Risk managers at companies exporting to the United States and Mexico may be thinking of ways to mitigate losses if the tri-lateral North American Free Trade Agreement (NAFTA) were to lapse, but one political risk expert warns there is no insurance for such losses.

The potential dissolution of NAFTA is more of a business and risk issue than it is an insurance issue, according to James Gregory, Toronto-based regional director of Aon Crisis Management for Aon Reed Stenhouse.

“From a realistic perspective, the idea that one could buy insurance against the dissolution of NAFTA – I don’t think it currently exists as it stands,” Gregory said in an interview.

At press time, officials from Canada, the United States and Mexico were meeting in Mexico City for the seventh round of talks to renegotiate NAFTA, which took effect in 1994. The Montreal round of renegotiations wrapped up in January.

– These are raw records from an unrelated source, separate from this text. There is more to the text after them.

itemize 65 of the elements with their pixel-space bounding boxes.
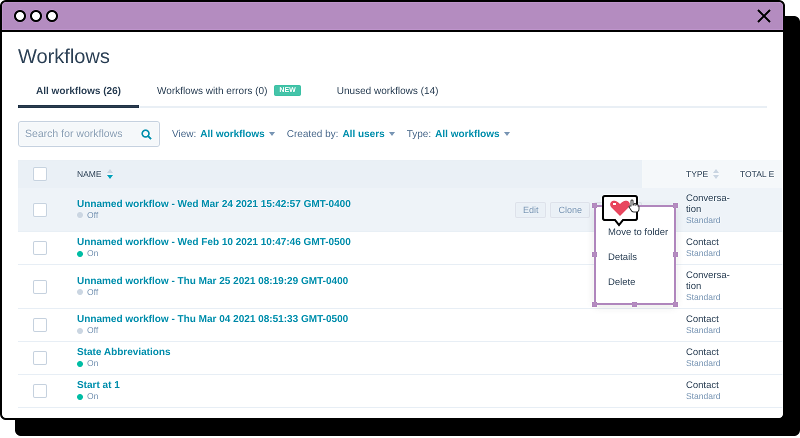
row-action-button[interactable]: Clone (550, 202, 590, 218)
tab[interactable]: Unused workflows (14) (318, 78, 456, 108)
workflow-link[interactable]: Start at 1 (77, 380, 120, 391)
type-text: Conversa-tion (686, 193, 731, 215)
window-dot[interactable] (46, 10, 58, 22)
row-checkbox[interactable] (33, 384, 47, 398)
close-icon[interactable] (757, 9, 771, 23)
subtype-text: Standard (686, 215, 722, 226)
select-all-checkbox[interactable] (33, 167, 47, 181)
filter-label: Type: (406, 128, 432, 140)
menu-item[interactable]: Details (596, 252, 674, 277)
workflow-link[interactable]: Unnamed workflow - Thu Mar 04 2021 08:51:33 GMT-0500 (77, 314, 348, 325)
subtype-text: Standard (686, 292, 722, 303)
selection-handle[interactable] (592, 302, 597, 307)
window-dot[interactable] (30, 10, 42, 22)
workflow-link[interactable]: Unnamed workflow - Thu Mar 25 2021 08:19:29 GMT-0400 (77, 276, 348, 286)
status-text: On (87, 391, 98, 402)
page-title: Workflows (18, 46, 111, 70)
type-text: Contact (686, 380, 720, 391)
menu-item[interactable]: Delete (596, 277, 674, 302)
status-text: Off (87, 325, 98, 336)
caret-icon[interactable] (504, 132, 510, 136)
filter-dropdown[interactable]: All workflows (200, 128, 275, 140)
caret-icon[interactable] (268, 132, 275, 136)
workflow-link[interactable]: State Abbreviations (77, 347, 171, 358)
selection-handle[interactable] (673, 252, 678, 257)
sort-icon[interactable] (713, 169, 720, 179)
type-text: Contact (686, 237, 720, 248)
subtype-text: Standard (686, 248, 722, 259)
type-text: Conversa-tion (686, 270, 731, 292)
status-text: Off (87, 286, 98, 298)
selection-handle[interactable] (632, 302, 637, 307)
selection-handle[interactable] (592, 203, 597, 208)
tab[interactable]: All workflows (26) (18, 78, 140, 108)
row-checkbox[interactable] (33, 202, 47, 216)
column-header[interactable]: TYPE (686, 169, 708, 179)
filter-dropdown[interactable]: All workflows (435, 128, 510, 140)
subtype-text: Standard (686, 325, 722, 336)
status-text: Off (87, 210, 98, 220)
row-checkbox[interactable] (33, 318, 47, 332)
subtype-text: Standard (686, 358, 722, 369)
row-action-button[interactable]: Edit (514, 202, 546, 218)
type-text: Contact (686, 347, 720, 358)
row-checkbox[interactable] (33, 241, 47, 255)
row-checkbox[interactable] (33, 280, 47, 294)
selection-handle[interactable] (673, 302, 678, 307)
status-text: On (87, 248, 98, 259)
subtype-text: Standard (686, 391, 722, 402)
window-dot[interactable] (14, 10, 26, 22)
status-text: On (87, 358, 98, 369)
selection-handle[interactable] (673, 203, 678, 208)
menu-item[interactable]: Move to folder (596, 227, 674, 252)
caret-icon[interactable] (388, 132, 395, 136)
search-icon[interactable] (141, 129, 152, 140)
row-checkbox[interactable] (33, 351, 47, 365)
filter-dropdown[interactable]: All users (342, 128, 395, 140)
sort-icon[interactable] (106, 169, 113, 179)
workflow-link[interactable]: Unnamed workflow - Wed Mar 24 2021 15:42:57 GMT-0400 (77, 198, 351, 210)
search-field[interactable]: Search for workflows (18, 121, 160, 147)
workflow-link[interactable]: Unnamed workflow - Wed Feb 10 2021 10:47:46 GMT-0500 (77, 237, 351, 248)
filter-label: Created by: (286, 128, 338, 140)
type-text: Contact (686, 314, 720, 325)
column-header[interactable]: NAME (77, 169, 102, 179)
selection-handle[interactable] (592, 252, 597, 257)
filter-label: View: (172, 128, 196, 140)
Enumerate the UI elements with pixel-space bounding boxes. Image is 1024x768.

The implementation of NAFTA resulted in the elimination of tariffs on some goods sold among Canada, the United States and Mexico, among other things. It also provided for a dispute settlement mechanism.

A U.S. withdrawal from international trade agreements “could precipitate collapse of world trade,” Prem Watsa, chairman and CEO of Fairfax Financial Holdings Ltd. (parent company of Northbridge Insurance and OdysseyRe, among others), said during an earnings call.